A obra, que resulta de pesquisas realizadas pela autora para o Conselho Nacional de Desenvolvimento Científico e Tecnológico (CNPq), elege o ambientalismo como um dos marcos do pensamento crítico contemporâneo. “Penso que o movimento trouxe novas possibilidades para refletirmos nossos valores e conceitos em relação à vida, além de ter polemizado algumas questões propostas pela modernidade, como a tentativa de domesticação do sujeito, a valorização da razão e a fé no progresso”, afirma. Na entrevista que segue, Heloísa Bruhns fornece mais detalhes dos temas que aborda no livro.

Jornal da Unicamp - O livro é resultado de pesquisas que a senhora vem desenvolvendo há algum tempo, não é?

Heloísa Bruhns - O livro teve como base três pesquisas que eu desenvolvi para o CNPq, todas elas relacionadas com meio ambiente, lazer e natureza. Outra participação importante nessa trajetória foi minha atuação, desde 1994, junto ao grupo de pesquisa “Turismo e meio ambiente” do Nepam [Núcleo de Estudos e Pesquisas Ambientais, da Unicamp]. Essa participação culminou com a organização de eventos e na publicação de livros, cuja alavanca foi “Viagens à natureza”, que está na 8ª edição. Parto do pressuposto de que o ambientalismo enquanto movimento crítico-social - em negar suas contradições e incoerências, bem como correntes às vezes conflituosas - influenciou a busca atual pela natureza, a qual recebeu conotações diferenciadas ao longo de seu percurso histórico em diferentes contextos.
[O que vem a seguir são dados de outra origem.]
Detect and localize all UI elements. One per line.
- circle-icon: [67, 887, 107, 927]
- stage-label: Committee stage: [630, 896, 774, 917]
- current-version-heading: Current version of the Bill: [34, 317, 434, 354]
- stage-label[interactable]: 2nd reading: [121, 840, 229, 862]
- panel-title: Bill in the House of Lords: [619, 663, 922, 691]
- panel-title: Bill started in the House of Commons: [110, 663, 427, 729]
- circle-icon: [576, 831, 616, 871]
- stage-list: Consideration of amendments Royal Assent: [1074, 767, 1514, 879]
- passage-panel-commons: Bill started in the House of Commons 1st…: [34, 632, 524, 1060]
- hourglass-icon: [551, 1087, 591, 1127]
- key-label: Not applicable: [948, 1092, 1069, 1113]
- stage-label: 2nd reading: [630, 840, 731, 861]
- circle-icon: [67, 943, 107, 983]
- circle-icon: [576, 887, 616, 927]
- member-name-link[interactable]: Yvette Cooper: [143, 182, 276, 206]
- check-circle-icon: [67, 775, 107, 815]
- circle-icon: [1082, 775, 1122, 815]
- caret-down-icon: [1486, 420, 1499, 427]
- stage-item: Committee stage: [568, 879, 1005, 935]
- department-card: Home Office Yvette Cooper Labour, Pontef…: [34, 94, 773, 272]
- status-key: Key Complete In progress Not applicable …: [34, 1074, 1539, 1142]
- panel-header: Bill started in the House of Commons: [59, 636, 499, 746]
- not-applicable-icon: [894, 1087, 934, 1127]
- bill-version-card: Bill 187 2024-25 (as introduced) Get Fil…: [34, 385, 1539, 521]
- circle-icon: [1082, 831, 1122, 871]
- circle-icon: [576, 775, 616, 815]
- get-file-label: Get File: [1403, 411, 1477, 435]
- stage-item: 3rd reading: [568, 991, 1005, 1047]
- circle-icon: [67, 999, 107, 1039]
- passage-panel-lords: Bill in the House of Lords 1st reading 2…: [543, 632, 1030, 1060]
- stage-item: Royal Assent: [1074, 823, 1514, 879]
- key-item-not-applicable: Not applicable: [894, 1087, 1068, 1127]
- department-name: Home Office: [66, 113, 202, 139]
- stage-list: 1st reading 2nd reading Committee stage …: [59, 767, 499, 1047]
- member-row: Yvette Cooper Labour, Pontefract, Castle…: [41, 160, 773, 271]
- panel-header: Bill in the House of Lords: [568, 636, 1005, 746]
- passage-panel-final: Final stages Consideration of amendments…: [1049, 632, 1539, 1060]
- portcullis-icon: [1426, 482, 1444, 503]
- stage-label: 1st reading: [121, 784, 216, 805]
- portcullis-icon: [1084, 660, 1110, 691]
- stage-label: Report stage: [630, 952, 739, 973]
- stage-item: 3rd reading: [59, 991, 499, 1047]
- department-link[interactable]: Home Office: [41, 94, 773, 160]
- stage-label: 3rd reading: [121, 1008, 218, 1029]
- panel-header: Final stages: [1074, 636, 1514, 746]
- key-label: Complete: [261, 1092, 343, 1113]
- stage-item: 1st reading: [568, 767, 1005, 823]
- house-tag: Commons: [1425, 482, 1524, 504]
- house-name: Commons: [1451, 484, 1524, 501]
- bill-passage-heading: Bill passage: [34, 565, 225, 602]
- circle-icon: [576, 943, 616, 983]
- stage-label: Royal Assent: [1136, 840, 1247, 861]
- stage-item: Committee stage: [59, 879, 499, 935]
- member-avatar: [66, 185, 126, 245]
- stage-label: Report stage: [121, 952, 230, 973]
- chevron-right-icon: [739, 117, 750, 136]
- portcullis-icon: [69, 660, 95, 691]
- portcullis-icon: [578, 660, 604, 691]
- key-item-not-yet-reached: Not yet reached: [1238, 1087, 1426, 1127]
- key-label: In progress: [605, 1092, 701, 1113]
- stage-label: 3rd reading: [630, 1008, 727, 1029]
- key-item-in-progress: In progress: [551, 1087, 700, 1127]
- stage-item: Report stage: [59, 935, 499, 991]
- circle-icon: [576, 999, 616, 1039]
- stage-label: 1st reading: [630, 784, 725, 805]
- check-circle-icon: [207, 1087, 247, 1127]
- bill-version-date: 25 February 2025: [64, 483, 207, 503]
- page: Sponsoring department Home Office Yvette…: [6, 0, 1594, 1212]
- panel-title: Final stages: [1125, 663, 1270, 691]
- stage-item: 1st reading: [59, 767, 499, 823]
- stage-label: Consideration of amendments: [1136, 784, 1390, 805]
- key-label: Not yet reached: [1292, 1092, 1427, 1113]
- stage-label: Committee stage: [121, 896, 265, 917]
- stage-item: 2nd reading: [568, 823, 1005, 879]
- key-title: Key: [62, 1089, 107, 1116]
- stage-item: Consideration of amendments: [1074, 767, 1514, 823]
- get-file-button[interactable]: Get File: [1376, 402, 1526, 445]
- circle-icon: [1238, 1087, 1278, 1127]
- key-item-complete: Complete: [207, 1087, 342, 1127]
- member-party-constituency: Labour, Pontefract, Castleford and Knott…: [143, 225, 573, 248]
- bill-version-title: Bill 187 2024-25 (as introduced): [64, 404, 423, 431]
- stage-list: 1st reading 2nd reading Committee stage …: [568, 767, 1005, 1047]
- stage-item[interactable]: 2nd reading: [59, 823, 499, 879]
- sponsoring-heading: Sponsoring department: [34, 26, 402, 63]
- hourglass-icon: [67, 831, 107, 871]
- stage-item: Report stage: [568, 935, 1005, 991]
Podemos pensar essas questões engatilhadas a partir da década de 1960, nos movimentos contraculturais, constituindo e desembocando em crises deflagradas no âmbito das instituições - família, ensino, igreja dentre outras. Surge aí uma noção de ambientalismo na qual está embutida não apenas a preservação, de maneira isolada e estanque, mas integrando uma infinidade de conteúdos.

JU - É um livro voltado para a academia ou é acessível a todas as pessoas que se interessam pelos temas nele contidos?

Heloísa Bruhns - Há um processo recente de diálogo entre a academia e os técnicos especializados que gerenciam as atividades na natureza. Participei em julho passado, na Chapada Diamantina, do Congresso Brasileiro de Atividade de Aventura. Achei interessante, porque a academia está abrindo diálogo com esse segmento, visto que ela não consegue dar conta sozinha do aspecto técnico. Algumas atividades requerem o uso de equipamentos muito específicos e sofisticados. Não é possível realizar, por exemplo, uma exploração de cavernas no Petar [Parque Estadual Turístico do Alto Ribeira, localizado na faixa Sul do Estado de São Paulo] sem o acompanhamento de um técnico ou sem o uso de equipamentos de segurança. Ou seja, os técnicos possuem esse conhecimento.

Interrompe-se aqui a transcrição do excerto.